Click play to hear Pat Robertson's comments following CBN News Correspondent David Brody's report.
CBN News spoke with Philip Klein of the American Spectator on the forum at Saddleback Church and its significance. Watch the interview here.
When Pastor Rick Warren asked McCain, "What's been your greatest moral failure?" McCain responded, "My greatest moral failing, and I have been a very imperfect person is the failure of my first marriage. It's my greatest moral failure."
Obama was asked the same identical question and said "There were times where I experimented with drugs. I drank, you know, in my teenage years and what I traced this to is a certain selfish necessary on my part."
The two Presidential candidates quizzed by Warren each had an hour to answer the same questions. And in this church setting you knew the question about Christianity was coming.

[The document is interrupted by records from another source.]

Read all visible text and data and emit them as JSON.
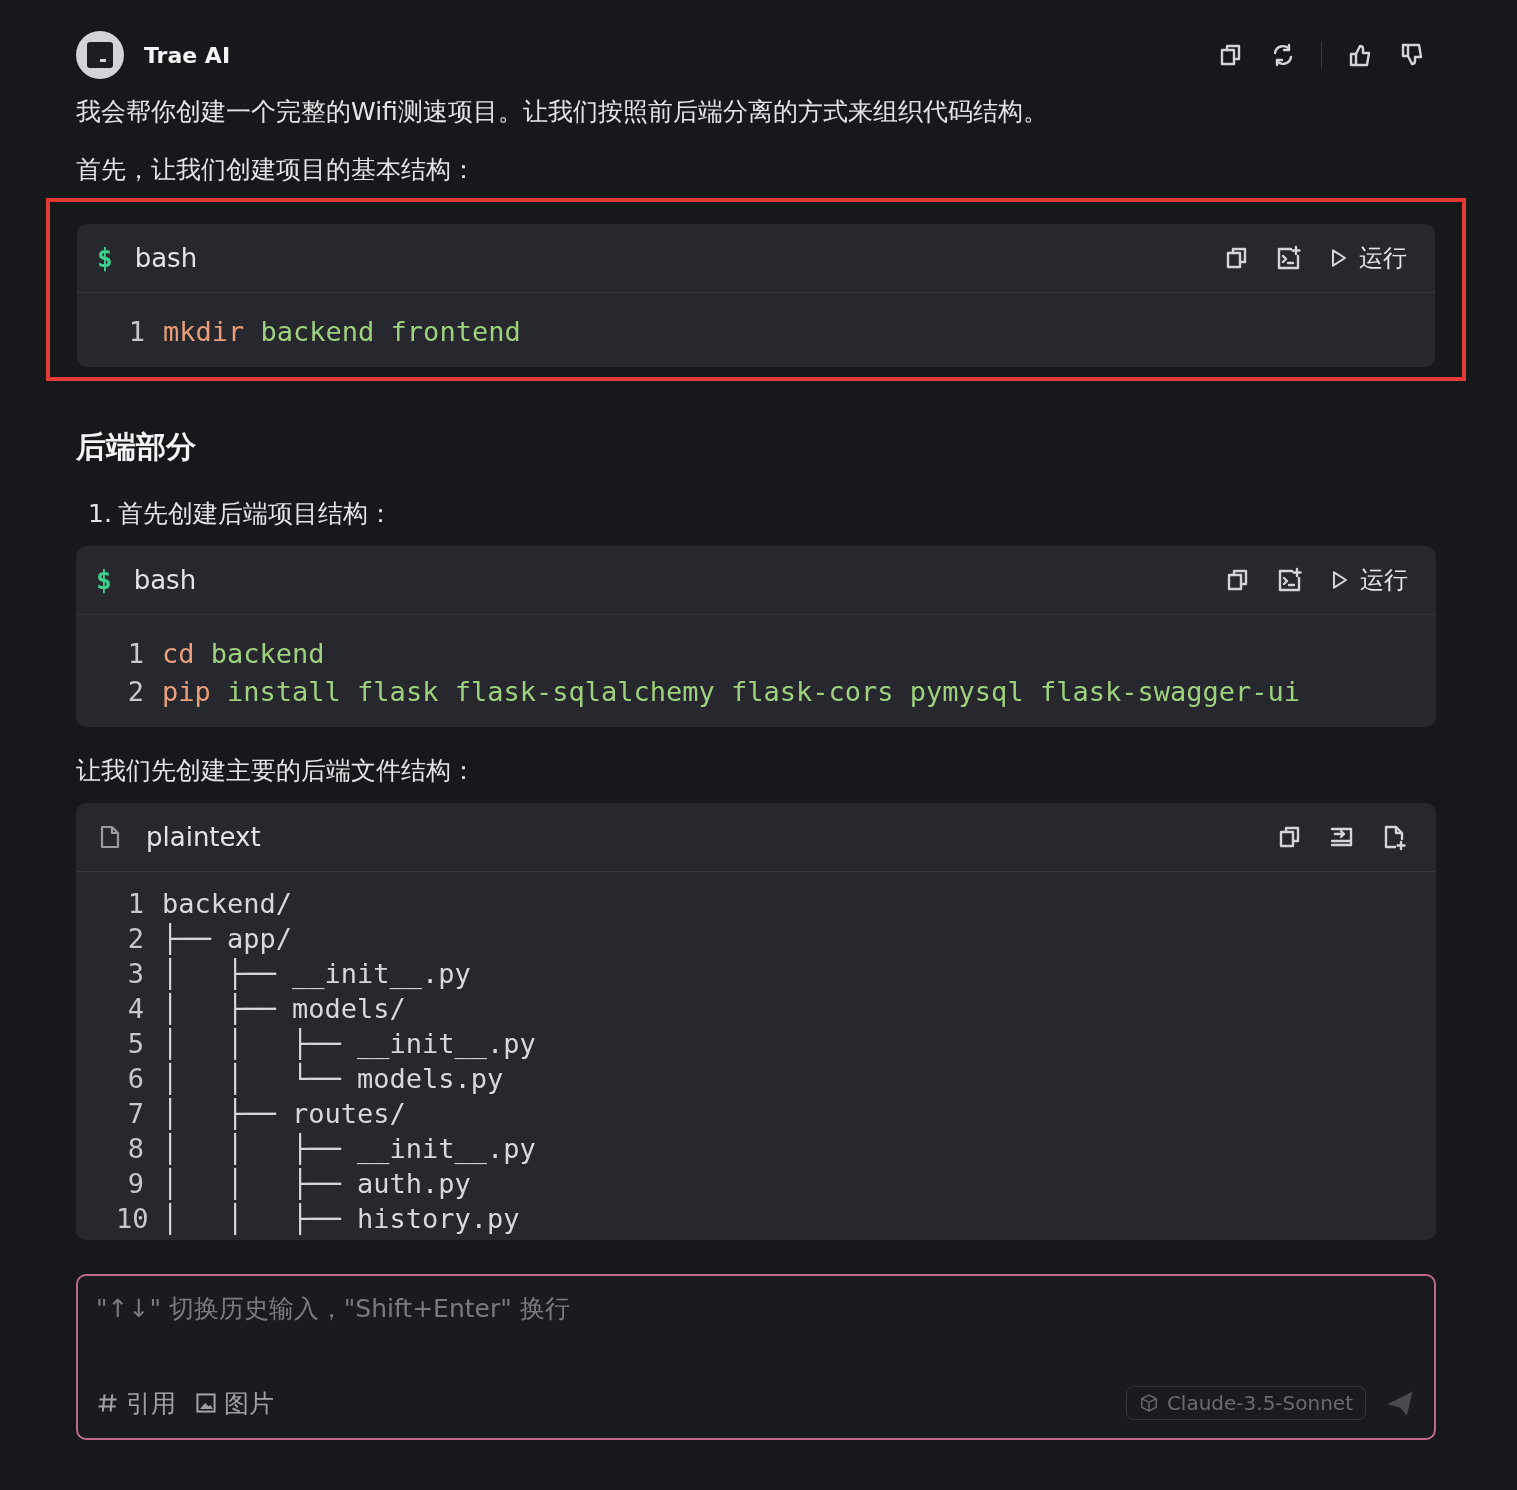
{
  "header": {
    "name": "Trae AI"
  },
  "message": [
    {
      "kind": "paragraph",
      "text": "我会帮你创建一个完整的Wifi测速项目。让我们按照前后端分离的方式来组织代码结构。"
    },
    {
      "kind": "paragraph",
      "text": "首先，让我们创建项目的基本结构："
    },
    {
      "kind": "code",
      "language": "bash",
      "prompt": "$",
      "highlighted": true,
      "actions": [
        {
          "kind": "copy"
        },
        {
          "kind": "insert"
        },
        {
          "kind": "run",
          "label": "运行"
        }
      ],
      "lines": [
        {
          "number": "1",
          "tokens": [
            {
              "text": "mkdir",
              "kind": "command"
            },
            {
              "text": "backend",
              "kind": "arg"
            },
            {
              "text": "frontend",
              "kind": "arg"
            }
          ]
        }
      ]
    },
    {
      "kind": "heading",
      "text": "后端部分"
    },
    {
      "kind": "list_item",
      "marker": "1.",
      "text": "首先创建后端项目结构："
    },
    {
      "kind": "code",
      "language": "bash",
      "prompt": "$",
      "highlighted": false,
      "actions": [
        {
          "kind": "copy"
        },
        {
          "kind": "insert"
        },
        {
          "kind": "run",
          "label": "运行"
        }
      ],
      "lines": [
        {
          "number": "1",
          "tokens": [
            {
              "text": "cd",
              "kind": "command"
            },
            {
              "text": "backend",
              "kind": "arg"
            }
          ]
        },
        {
          "number": "2",
          "tokens": [
            {
              "text": "pip",
              "kind": "command"
            },
            {
              "text": "install",
              "kind": "arg"
            },
            {
              "text": "flask",
              "kind": "arg"
            },
            {
              "text": "flask-sqlalchemy",
              "kind": "arg"
            },
            {
              "text": "flask-cors",
              "kind": "arg"
            },
            {
              "text": "pymysql",
              "kind": "arg"
            },
            {
              "text": "flask-swagger-ui",
              "kind": "arg"
            }
          ]
        }
      ]
    },
    {
      "kind": "paragraph",
      "text": "让我们先创建主要的后端文件结构："
    },
    {
      "kind": "code",
      "language": "plaintext",
      "highlighted": false,
      "actions": [
        {
          "kind": "copy"
        },
        {
          "kind": "apply"
        },
        {
          "kind": "new-file"
        }
      ],
      "lines": [
        {
          "number": "1",
          "tokens": [
            {
              "text": "backend/",
              "kind": "plain"
            }
          ]
        },
        {
          "number": "2",
          "tokens": [
            {
              "text": "├── app/",
              "kind": "plain"
            }
          ]
        },
        {
          "number": "3",
          "tokens": [
            {
              "text": "│   ├── __init__.py",
              "kind": "plain"
            }
          ]
        },
        {
          "number": "4",
          "tokens": [
            {
              "text": "│   ├── models/",
              "kind": "plain"
            }
          ]
        },
        {
          "number": "5",
          "tokens": [
            {
              "text": "│   │   ├── __init__.py",
              "kind": "plain"
            }
          ]
        },
        {
          "number": "6",
          "tokens": [
            {
              "text": "│   │   └── models.py",
              "kind": "plain"
            }
          ]
        },
        {
          "number": "7",
          "tokens": [
            {
              "text": "│   ├── routes/",
              "kind": "plain"
            }
          ]
        },
        {
          "number": "8",
          "tokens": [
            {
              "text": "│   │   ├── __init__.py",
              "kind": "plain"
            }
          ]
        },
        {
          "number": "9",
          "tokens": [
            {
              "text": "│   │   ├── auth.py",
              "kind": "plain"
            }
          ]
        },
        {
          "number": "10",
          "tokens": [
            {
              "text": "│   │   ├── history.py",
              "kind": "plain"
            }
          ]
        }
      ]
    }
  ],
  "input": {
    "placeholder": "\"↑↓\" 切换历史输入，\"Shift+Enter\" 换行",
    "tools": [
      {
        "kind": "hash",
        "label": "引用"
      },
      {
        "kind": "image",
        "label": "图片"
      }
    ],
    "model": "Claude-3.5-Sonnet"
  }
}
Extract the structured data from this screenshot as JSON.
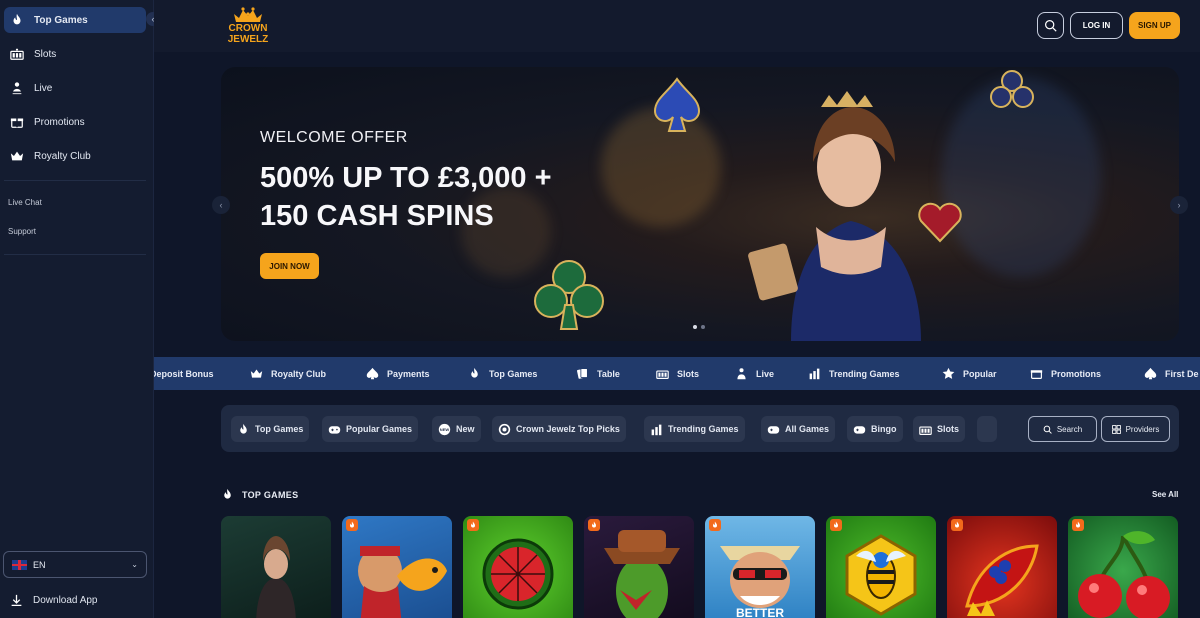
{
  "sidebar": {
    "items": [
      {
        "label": "Top Games",
        "icon": "flame-icon",
        "active": true
      },
      {
        "label": "Slots",
        "icon": "slots-icon"
      },
      {
        "label": "Live",
        "icon": "dealer-icon"
      },
      {
        "label": "Promotions",
        "icon": "gift-icon"
      },
      {
        "label": "Royalty Club",
        "icon": "crown-icon"
      }
    ],
    "links": [
      "Live Chat",
      "Support"
    ],
    "language": "EN",
    "download": "Download App"
  },
  "header": {
    "logo_text": "CROWN JEWELZ",
    "login": "LOG IN",
    "signup": "SIGN UP"
  },
  "hero": {
    "subtitle": "WELCOME OFFER",
    "title_line1": "500% UP TO £3,000 +",
    "title_line2": "150 CASH SPINS",
    "cta": "JOIN NOW"
  },
  "category_strip": [
    "Deposit Bonus",
    "Royalty Club",
    "Payments",
    "Top Games",
    "Table",
    "Slots",
    "Live",
    "Trending Games",
    "Popular",
    "Promotions",
    "First De"
  ],
  "filters": {
    "chips": [
      "Top Games",
      "Popular Games",
      "New",
      "Crown Jewelz Top Picks",
      "Trending Games",
      "All Games",
      "Bingo",
      "Slots"
    ],
    "search": "Search",
    "providers": "Providers"
  },
  "section": {
    "title": "TOP GAMES",
    "see_all": "See All",
    "card_caption": "BETTER"
  },
  "colors": {
    "accent": "#f5a41c",
    "nav_active": "#213a6b",
    "background": "#0f1629"
  }
}
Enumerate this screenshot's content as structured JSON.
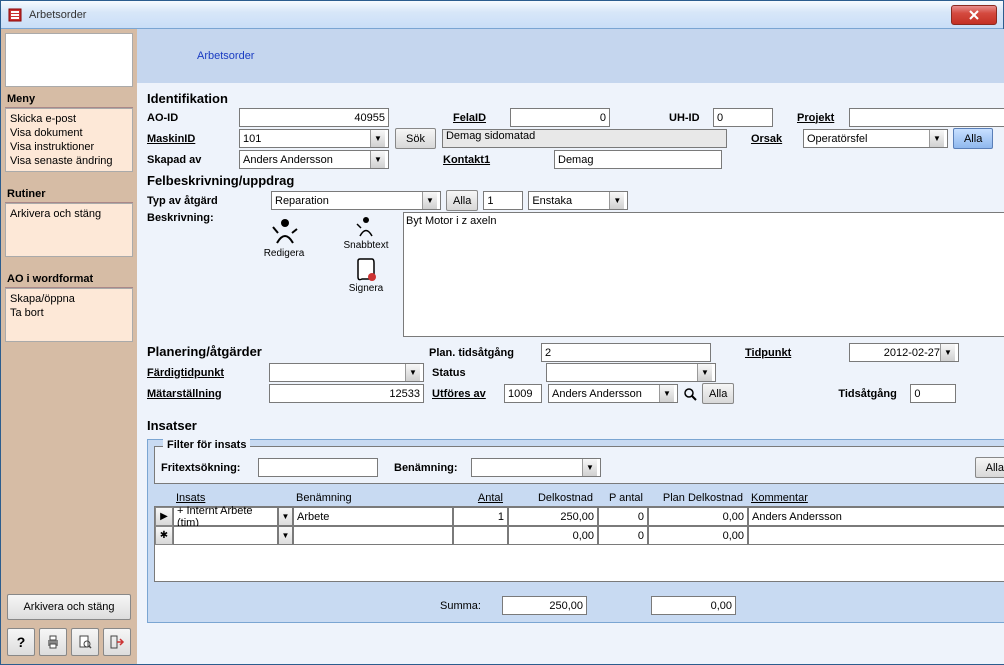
{
  "window": {
    "title": "Arbetsorder"
  },
  "banner": {
    "title": "Arbetsorder"
  },
  "sidebar": {
    "menu_label": "Meny",
    "menu_items": [
      "Skicka e-post",
      "Visa dokument",
      "Visa instruktioner",
      "Visa senaste ändring"
    ],
    "rutiner_label": "Rutiner",
    "rutiner_items": [
      "Arkivera och stäng"
    ],
    "word_label": "AO i wordformat",
    "word_items": [
      "Skapa/öppna",
      "Ta bort"
    ],
    "archive_btn": "Arkivera och stäng"
  },
  "ident": {
    "section": "Identifikation",
    "aoid_label": "AO-ID",
    "aoid": "40955",
    "felaid_label": "FelaID",
    "felaid": "0",
    "uhid_label": "UH-ID",
    "uhid": "0",
    "projekt_label": "Projekt",
    "projekt": "",
    "maskin_label": "MaskinID",
    "maskin": "101",
    "sok": "Sök",
    "maskin_desc": "Demag sidomatad",
    "orsak_label": "Orsak",
    "orsak": "Operatörsfel",
    "alla": "Alla",
    "skapad_label": "Skapad av",
    "skapad": "Anders Andersson",
    "kontakt_label": "Kontakt1",
    "kontakt": "Demag"
  },
  "fel": {
    "section": "Felbeskrivning/uppdrag",
    "typ_label": "Typ av åtgärd",
    "typ": "Reparation",
    "alla": "Alla",
    "num": "1",
    "freq": "Enstaka",
    "beskrivning_label": "Beskrivning:",
    "beskrivning": "Byt Motor i z axeln",
    "redigera": "Redigera",
    "snabbtext": "Snabbtext",
    "signera": "Signera"
  },
  "plan": {
    "section": "Planering/åtgärder",
    "plantid_label": "Plan. tidsåtgång",
    "plantid": "2",
    "tidpunkt_label": "Tidpunkt",
    "tidpunkt": "2012-02-27",
    "fardig_label": "Färdigtidpunkt",
    "fardig": "",
    "status_label": "Status",
    "status": "",
    "matar_label": "Mätarställning",
    "matar": "12533",
    "utfores_label": "Utföres av",
    "utfores_id": "1009",
    "utfores_name": "Anders Andersson",
    "alla": "Alla",
    "tidsatgang_label": "Tidsåtgång",
    "tidsatgang": "0"
  },
  "insatser": {
    "section": "Insatser",
    "filter_legend": "Filter för insats",
    "fritext_label": "Fritextsökning:",
    "benamning_label": "Benämning:",
    "alla": "Alla",
    "cols": {
      "insats": "Insats",
      "benamning": "Benämning",
      "antal": "Antal",
      "delkostnad": "Delkostnad",
      "pantal": "P antal",
      "plandel": "Plan Delkostnad",
      "kommentar": "Kommentar"
    },
    "rows": [
      {
        "insats": "+ Internt Arbete (tim)",
        "benamning": "Arbete",
        "antal": "1",
        "delkostnad": "250,00",
        "pantal": "0",
        "plandel": "0,00",
        "kommentar": "Anders Andersson"
      },
      {
        "insats": "",
        "benamning": "",
        "antal": "",
        "delkostnad": "0,00",
        "pantal": "0",
        "plandel": "0,00",
        "kommentar": ""
      }
    ],
    "summa_label": "Summa:",
    "summa1": "250,00",
    "summa2": "0,00"
  }
}
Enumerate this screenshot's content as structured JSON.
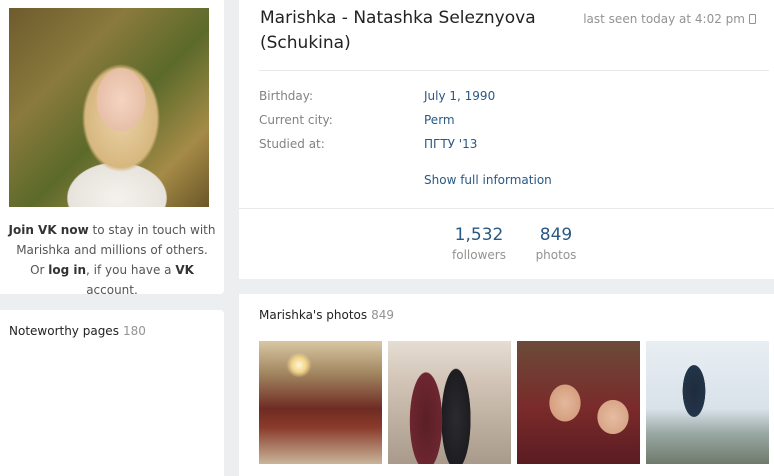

"What does it mean to you to trust in Christ and what does it mean on a daily basis? I mean, what does that really look like?" Warren asked of Obama.
"As a starting point, it means I believe in that Jesus Christ died for my sins and that I am redeemed through him," Obama said.
It's a subject Obama brings up often on the campaign trail but McCain doesn't talk publicly about his faith much at all.
But he did Saturday night when Warren asked, "You publicly say you are a follower of Christ. What does that mean to you and how does faith work out in your life on a daily basis? What does it mean to you?" McCain responded "It means I'm saved and forgiven."
Saddleback Church is one of the top five largest churches in America with 23,000 members. It's mega-pastor Rick Warren is author of the popular book The Purpose Driven Life. His world outreach for the church's mission has thrust him into the political spotlight.
Warren has been criticized by some conservatives for not focusing more on abortion and gay marriage. But he didn't shy away from asking those questions. For Obama, sitting in front of a few thousand relatively conservative Evangelicals didn't make for the most comfortable setting.
"Well, I think that whether you are looking at it from a theological perspective or a scientific perspective, answering that question with specificity, you know, is above my pay grade," Obama said when Warren asked him the question at what point does a baby get human rights in your view?"
McCain has a somewhat different problem when it comes to the life issue. He simply doesn't make it part of his daily talking points. Evangelical leaders have made clear that he needs to speak more firmly on the issue. He tried to do that this weekend.
Warren also asked McCain "at what point is a baby entitled to human rights?" McCain's response "At the moment of conception. I have a 25-year pro life record in the congress, in the senate. and as president of the United Sates, I will be a pro life president and this presidency will have pro life policies. That's my commitment, that's my commitment to you."
McCain also tried to assure conservatives that his picks on judges would be solid when Warren asked "which existing Supreme Court Justices would you not have nominated?"
"With all due respect," McCain said. "Justice Ginsburg, Justice Breyer, Justice Souter and Justice Stevens."
The contrast on this question was clear.
"I would not have nominated Clarence Thomas," Obama said. "I don't think that he was a strong enough jurist or legal thinker at the time for that elevation. setting aside the fact that I profoundly disagree with his interpretation of a lot of the constitution."
This forum gave voters a good idea at the candidates' differences. Still, Obama is breaking new ground for Democrats in his attempt to woo the Christian voting block. It is an active outreach designed to appeal across the faith spectrum. Will it work? Former Congressman J.C. Watts sees both sides.
"I think we have to use discernment in seeing through what could possibly be the politics of it but I don't fault any party for reaching out to any demographics with their ideals and their ideas and with their plans," Watts said.
Warren told CBN News that no matter what the candidates say, it's important for Christians to remember that politics is not the answer to people's problems.
"I am not a politician. If I thought politics was the answer to changing the world I would be a politician, but I'm not," Warren said. "I'm a pastor because only Jesus Christ and the power of the Holy Spirit can change lives."
So for Warren, there's one thing abundantly clear.
"Neither of these men are saviors of the world," Warren said. "They're both flawed individuals and they're going to both need God."
Both Obama and McCain would probably say "amen to that."
*Original broadcast August 18, 2008.